I blame Metiria Turei for the collapse of the left. If she hadn't blurted out her past welfare rip-off, the Greens would have stood a decent chance of forming a government with Labour.
In the cocoon of mutual love among her colleagues was she deluded enough to think the whole country had a crush on her?
We'll never know, but her former leadership partner, James Shaw, has looked stiff and stunned ever since.
Maybe the pair of them thought her confession would automatically lead to applause and exoneration. How quaint.
Never justify, never explain, and above all admit nothing should have been their mantra. And her a lawyer.
The other culprit, if you ask me, was the TV makeup crew for the final debate between English and Jacinda Ardern, which had me in despair.
As any woman knows, handing yourself over to makeup artists is an exercise in horror as they plaster over the cracks and gaily heighten the horrid.
If you're a teenager they make you look middle-aged, if you're middle-aged they make you look ancient.
You can expect nothing less when they're face-painted up like budgies themselves, loose and shiny, but by the time they'd finished thick with product, twirled with heated rods, brittle looking. It did her no favours.
I recall a similar experience long ago getting my hair sorted to go to a ball.
Aghast, I held my head under the tap at home until all the goo had rinsed out and didn't go to a hairdresser again for a decade.
But they hadn't finished with Jacinda.
Next, they did what they all do, spread pale highlighter thickly over her upper cheeks with a small trowel, especially on the cheekbone line, to attract any light bouncing around, while underneath painting gaunt hollows in various shades of henna and shoe polish.
The effect - and this is an attractive, healthy woman - was to make her look like a 19th-century TB sufferer aged 93.

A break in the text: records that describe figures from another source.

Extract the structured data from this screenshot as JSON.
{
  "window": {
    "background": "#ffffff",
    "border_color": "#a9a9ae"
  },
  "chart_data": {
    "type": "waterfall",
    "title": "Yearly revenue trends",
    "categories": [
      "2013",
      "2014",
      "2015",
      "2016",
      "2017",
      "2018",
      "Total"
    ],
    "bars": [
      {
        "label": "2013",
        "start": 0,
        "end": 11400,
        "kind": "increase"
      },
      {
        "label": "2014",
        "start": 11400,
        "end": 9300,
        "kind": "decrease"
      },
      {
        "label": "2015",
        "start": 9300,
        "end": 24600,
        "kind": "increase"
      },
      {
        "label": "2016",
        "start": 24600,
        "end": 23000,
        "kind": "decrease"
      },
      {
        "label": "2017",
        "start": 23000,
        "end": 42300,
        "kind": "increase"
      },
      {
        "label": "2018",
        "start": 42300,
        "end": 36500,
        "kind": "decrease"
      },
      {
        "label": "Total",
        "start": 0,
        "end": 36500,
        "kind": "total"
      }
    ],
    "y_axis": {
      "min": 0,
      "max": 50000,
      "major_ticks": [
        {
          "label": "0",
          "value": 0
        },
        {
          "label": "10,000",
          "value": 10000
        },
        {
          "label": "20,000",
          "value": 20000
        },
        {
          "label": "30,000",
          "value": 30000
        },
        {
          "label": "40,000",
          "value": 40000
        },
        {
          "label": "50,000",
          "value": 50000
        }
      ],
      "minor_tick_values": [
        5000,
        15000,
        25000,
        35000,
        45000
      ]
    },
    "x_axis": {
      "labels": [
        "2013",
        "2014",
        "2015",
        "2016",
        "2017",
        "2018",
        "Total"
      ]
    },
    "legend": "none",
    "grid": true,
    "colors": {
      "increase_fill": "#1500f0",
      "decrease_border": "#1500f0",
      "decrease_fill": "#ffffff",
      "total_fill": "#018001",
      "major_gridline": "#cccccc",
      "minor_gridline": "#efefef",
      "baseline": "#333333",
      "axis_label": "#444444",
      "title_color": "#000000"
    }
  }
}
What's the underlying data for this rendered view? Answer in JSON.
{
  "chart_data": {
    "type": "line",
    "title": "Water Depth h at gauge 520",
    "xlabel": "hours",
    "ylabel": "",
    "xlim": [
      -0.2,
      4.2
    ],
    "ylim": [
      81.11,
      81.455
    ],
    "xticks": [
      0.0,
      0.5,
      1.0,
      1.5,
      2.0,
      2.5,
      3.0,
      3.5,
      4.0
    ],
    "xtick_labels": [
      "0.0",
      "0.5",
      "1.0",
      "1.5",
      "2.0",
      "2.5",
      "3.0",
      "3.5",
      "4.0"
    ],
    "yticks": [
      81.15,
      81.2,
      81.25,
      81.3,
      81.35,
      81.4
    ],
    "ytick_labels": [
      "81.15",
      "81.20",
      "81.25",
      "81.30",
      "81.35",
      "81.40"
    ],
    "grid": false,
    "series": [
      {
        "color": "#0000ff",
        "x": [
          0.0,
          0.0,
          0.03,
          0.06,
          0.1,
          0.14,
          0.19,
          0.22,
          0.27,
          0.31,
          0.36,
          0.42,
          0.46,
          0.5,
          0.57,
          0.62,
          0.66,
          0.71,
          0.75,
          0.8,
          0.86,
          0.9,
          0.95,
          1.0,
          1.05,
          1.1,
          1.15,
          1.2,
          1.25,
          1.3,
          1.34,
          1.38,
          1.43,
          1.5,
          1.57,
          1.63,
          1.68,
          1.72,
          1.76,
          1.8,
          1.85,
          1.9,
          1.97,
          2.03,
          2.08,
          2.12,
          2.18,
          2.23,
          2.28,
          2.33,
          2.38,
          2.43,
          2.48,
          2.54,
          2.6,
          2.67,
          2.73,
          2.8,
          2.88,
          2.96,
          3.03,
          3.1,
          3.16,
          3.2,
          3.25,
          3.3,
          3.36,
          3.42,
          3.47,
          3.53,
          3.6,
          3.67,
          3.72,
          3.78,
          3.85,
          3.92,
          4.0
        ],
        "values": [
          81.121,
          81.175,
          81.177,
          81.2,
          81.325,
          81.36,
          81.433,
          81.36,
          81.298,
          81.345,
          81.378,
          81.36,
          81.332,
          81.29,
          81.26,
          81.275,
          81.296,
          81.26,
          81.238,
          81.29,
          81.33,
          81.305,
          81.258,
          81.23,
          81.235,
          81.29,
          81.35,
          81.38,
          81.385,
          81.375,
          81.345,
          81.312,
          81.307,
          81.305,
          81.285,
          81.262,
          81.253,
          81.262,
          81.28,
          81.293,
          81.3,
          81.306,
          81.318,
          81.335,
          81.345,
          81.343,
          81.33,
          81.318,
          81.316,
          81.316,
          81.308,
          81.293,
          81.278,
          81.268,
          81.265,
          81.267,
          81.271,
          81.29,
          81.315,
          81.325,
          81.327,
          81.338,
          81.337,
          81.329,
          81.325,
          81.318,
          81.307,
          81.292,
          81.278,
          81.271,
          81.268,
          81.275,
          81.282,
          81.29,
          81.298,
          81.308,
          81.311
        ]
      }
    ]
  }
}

You know when makeup women have finished with the slap that you look weird, and it saps your confidence.
This would explain why I detected a new hesitancy, an urge to look down at notes with the camera on her, on Jacinda's big night, while kindly viewers must have wondered if the poor girl had caught the nasty flu that's been doing the rounds.
Let that be a lesson to her. Fight the makeup department off at all costs. Always be yourself.
Overseas more couplings are being monitored among the aristocracy and the famous.
It may be autumn up north but Prince Harry and Meghan Markle are skipping about like young lambs in the giddy grip of romance, women's magazines tell us, complete with exclusive magazine interviews (hers).
Prince Harry is at the Invictus Games in Toronto, her home town, and she is expected to appear at his side, fuelling speculation that she'll soon get a huge rock on her finger and they'll live happily ever after. Or not.
I mentioned that in the course of love some people are jilted. They may turn bitter and seek revenge, and surely Markle's ex-husband, with whom she has a young child, has that down to a fine art.
Trevor Engelson, a producer, is pitching a concept at Fox that explores a "fictional" divorce followed by a new life sharing custody with Britain's royal family.
The concept, Fox has revealed goes, "Divorce is hard. Sharing custody is harder. Sharing custody with the British royal family in the unforgiving spotlight of London's tabloid media is next level".
Such an orgy of bad taste from an ex could only be bettered by a promise of Harry making a guest appearance.
Yet - what makes me think that even this is possible?